Other two (alternating) expressions:
$$\left(1+\left(\frac{1}{2}-\left(\frac{1}{3}+\left(\frac{1}{4}-\cdots\right)^2\right)^2\right)^2\right)^2=1.27629973953623486796358849410$$
$$\left(1-\left(\frac{1}{2}+\left(\frac{1}{3}-\left(\frac{1}{4}+\cdots\right)^2\right)^2\right)^2\right)^2=0.462513422693928495067300679614$$
Again, I found nothing on these numbers.
If you know any reference about nested squares in general, it would be greatly appreciated as well.

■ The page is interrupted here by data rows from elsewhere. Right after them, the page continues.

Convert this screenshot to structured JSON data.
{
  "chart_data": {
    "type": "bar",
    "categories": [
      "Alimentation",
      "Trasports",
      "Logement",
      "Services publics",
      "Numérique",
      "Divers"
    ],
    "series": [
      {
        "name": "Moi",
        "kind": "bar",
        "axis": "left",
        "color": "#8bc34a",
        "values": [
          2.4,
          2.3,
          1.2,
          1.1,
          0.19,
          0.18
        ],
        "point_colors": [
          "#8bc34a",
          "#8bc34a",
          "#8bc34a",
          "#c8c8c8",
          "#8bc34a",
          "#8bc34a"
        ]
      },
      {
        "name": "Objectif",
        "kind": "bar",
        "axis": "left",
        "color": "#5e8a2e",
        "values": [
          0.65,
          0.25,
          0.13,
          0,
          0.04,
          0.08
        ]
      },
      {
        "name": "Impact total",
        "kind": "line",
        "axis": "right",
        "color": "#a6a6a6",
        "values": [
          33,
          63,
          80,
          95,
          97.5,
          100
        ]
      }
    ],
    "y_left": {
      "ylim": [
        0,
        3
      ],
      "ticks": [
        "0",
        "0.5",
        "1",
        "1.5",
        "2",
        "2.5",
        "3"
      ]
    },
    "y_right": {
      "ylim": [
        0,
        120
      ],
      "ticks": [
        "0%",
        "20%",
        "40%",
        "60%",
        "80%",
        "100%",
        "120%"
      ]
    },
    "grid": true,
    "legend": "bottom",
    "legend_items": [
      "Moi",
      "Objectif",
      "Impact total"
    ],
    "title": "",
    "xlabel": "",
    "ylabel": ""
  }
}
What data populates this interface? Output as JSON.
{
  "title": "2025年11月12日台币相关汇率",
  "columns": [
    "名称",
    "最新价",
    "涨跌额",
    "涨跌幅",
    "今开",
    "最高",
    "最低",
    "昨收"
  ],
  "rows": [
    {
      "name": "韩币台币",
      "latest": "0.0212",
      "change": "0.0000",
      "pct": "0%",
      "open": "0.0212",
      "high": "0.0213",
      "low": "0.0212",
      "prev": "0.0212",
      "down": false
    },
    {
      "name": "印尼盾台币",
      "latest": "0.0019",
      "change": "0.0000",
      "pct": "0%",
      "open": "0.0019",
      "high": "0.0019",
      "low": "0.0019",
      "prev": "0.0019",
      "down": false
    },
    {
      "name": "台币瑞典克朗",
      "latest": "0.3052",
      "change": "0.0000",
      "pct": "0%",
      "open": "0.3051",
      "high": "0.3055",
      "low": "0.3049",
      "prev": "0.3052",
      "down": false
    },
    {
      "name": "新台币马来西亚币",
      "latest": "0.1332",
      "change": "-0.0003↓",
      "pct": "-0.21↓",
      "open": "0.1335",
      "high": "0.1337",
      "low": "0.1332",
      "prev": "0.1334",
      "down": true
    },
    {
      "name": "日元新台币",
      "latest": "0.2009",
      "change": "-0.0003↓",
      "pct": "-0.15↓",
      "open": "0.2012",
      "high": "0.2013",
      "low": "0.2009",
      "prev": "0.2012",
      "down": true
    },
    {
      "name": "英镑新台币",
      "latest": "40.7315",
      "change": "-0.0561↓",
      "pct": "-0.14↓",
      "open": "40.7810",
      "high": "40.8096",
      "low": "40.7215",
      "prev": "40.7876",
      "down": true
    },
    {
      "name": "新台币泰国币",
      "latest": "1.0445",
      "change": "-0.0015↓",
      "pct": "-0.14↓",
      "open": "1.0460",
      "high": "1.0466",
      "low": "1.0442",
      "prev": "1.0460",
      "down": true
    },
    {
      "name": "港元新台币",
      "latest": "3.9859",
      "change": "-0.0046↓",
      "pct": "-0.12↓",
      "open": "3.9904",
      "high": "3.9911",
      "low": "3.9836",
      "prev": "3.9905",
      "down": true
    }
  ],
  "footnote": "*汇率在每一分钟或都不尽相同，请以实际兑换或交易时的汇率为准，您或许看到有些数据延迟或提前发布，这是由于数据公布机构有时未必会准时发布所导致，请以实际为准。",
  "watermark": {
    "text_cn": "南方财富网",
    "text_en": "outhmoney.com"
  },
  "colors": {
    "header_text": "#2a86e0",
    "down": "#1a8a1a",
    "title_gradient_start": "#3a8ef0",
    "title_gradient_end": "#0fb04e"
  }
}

Using the idea by TylerHG, we can approach the inner (infinity) part of expression to accelerate the convergence of the consequences. For the first sequence can be considered a function $$f(x) = \dfrac1{x+n}+f^2(x+1),\qquad(1)$$ or $$f(x-1) = \dfrac1{x+n-1} + f^2(x).$$ For $x\in[n-1,n]$ function $f(x)$ can be represented by Taylor series with sufficient accuracy, so $$f(x-1)\approx f(x)-f'(x)+\dfrac{f''(x)}2-\dfrac{f'''(x)}6+\dfrac{f^{(IV)}}{24}(x)-\dfrac{f^{(V)}(x)}{120}+\dfrac{f^{(VI)}(x)}{720}-\dots.$$ For arbitrary values of $x$ convenient to use the type of expansion $$f(x)=\dfrac1{x+n-1}\left(1+\dfrac{a_1}{x+n-1}+\dfrac{a_2}{(x+n-1)^2}+\dfrac{a_3}{(x+n-1)^3}+\dfrac{a_4}{(x+n-1)^4}+\dfrac{a_5}{(x+n-1)^5}+\dfrac{a_6}{(x+n-1)^6}+\dots\right),$$ then $$f^2(x) = \dfrac1{(x+n-1)^2}\left(1+\dfrac{2a_1}{x+n-1} + \dfrac{2a_2+a_1^2}{(x+n-1)^2} + \dfrac{2a_3+2a_1a_2}{(x+n-1)^3}\\+ \dfrac{2a_4+2a_1a_3+a_2^2}{(x+n-1)^4}+ \dfrac{2a_5+2a_1a_4+2a_2a_3}{(x+n-1)^5} + \dots\right),$$ $$-f'(x)=\dfrac1{(x+n-1)^2}\left(1+\dfrac{2a_1}{x+n-1}+\dfrac{3a_2}{(x+n-1)^2}+\dfrac{4a_3}{(x+n-1)^3}\\+\dfrac{5a_4}{(x+n-1)^4}+\dfrac{6a_5}{(x+n-1)^5}+\dots\right),$$ $$f''(x)=\dfrac1{(x+n-1)^3}\left(2+\dfrac{6a_1}{x+n-1}+\dfrac{12a_2}{(x+n-1)^2}+\dfrac{20a_3}{(x+n-1)^3}\\+\dfrac{30a_4}{(x+n-1)^4}+\dots\right),$$ $$-f'''(x)=\dfrac1{(x+n-1)^4}\left(6+\dfrac{24a_1}{x+n-1}+\dfrac{60a_2}{(x+n-1)^2}+\dfrac1{120}\dfrac{120a_3}{(x+n-1)^3}+\dots\right),$$ $$f^{IV}(x)=\dfrac1{(x+n-1)^5}\left(24+\dfrac{120a_1}{x+n-1}+\dfrac{360a_2}{(x+n-1)^2}+\dots\right),$$ $$-f^{V}(x)=\dfrac1{(x+n-1)^6}\left(120+\dfrac{720a_1}{x+n-1}+\dots\right),$$ $$f^{VI}(x)=\dfrac{720}{(x+n-1)^7}+\dots.$$ So we have: $$\begin{cases} a_1+1 = 1\\ a_2+2a_1+1 = 2a_1\\ a_3+3a_2+3a_1+1 = 2a_2+a_1^2\\ a_4+4a_3+6a_2+4a_1+1 = 2a_3+a_1a_2\\ a_5+5a_4+10a_3+10a_2+5a_1+1 = 2a_4+2a_1a_3+a_2^2\\ a_6+6a_5+15a_4+20a_3+15a_2+6a_1+1 = 2a_5 + 2a_1a_4+2a_2a_3,\\ a_7+7a_6+21a_5+35a_4+35a_5+21a_1+7a_1+1 = 2a_6 + 2a_1a_5 + 2a_2a_4+a_3^2, \end{cases}$$
from whence $$a_1=0;\quad a_2=-1,\quad a_3=0,\quad a_4=5,\quad a_5=-5,\quad a_6=-41,\quad a_7 = 145,$$ $$f(x)=\dfrac1{x+n-1} - \dfrac{1}{(x+n-1)^3}+\dfrac{5}{(x+n-1)^5}-\dfrac{5}{(x+n-1)^6}+\dfrac{-41}{(x+n-1)^7}+\dfrac{145}{(x+n-1)^8}+\dots.$$
Using the series obtained in the form of $$f(n)=\dfrac1n - \dfrac{1}{n^3}+\dfrac{5}{n^5}-\dfrac{5}{n^6}-\dfrac{41}{n^7}+\dfrac{145}{n^8}+\dots.$$ for calculating the supplement to the internal fractions (an infinite amount) significally increasing convergence of the original sequence.
Test results for $n = 8,$ gives $2.148428280400...,$ and this value approximates the limit $2.148428278082218...$ of first consequence with great precision.
When using the values n <8 resulting formula is a less accurate, but shorter.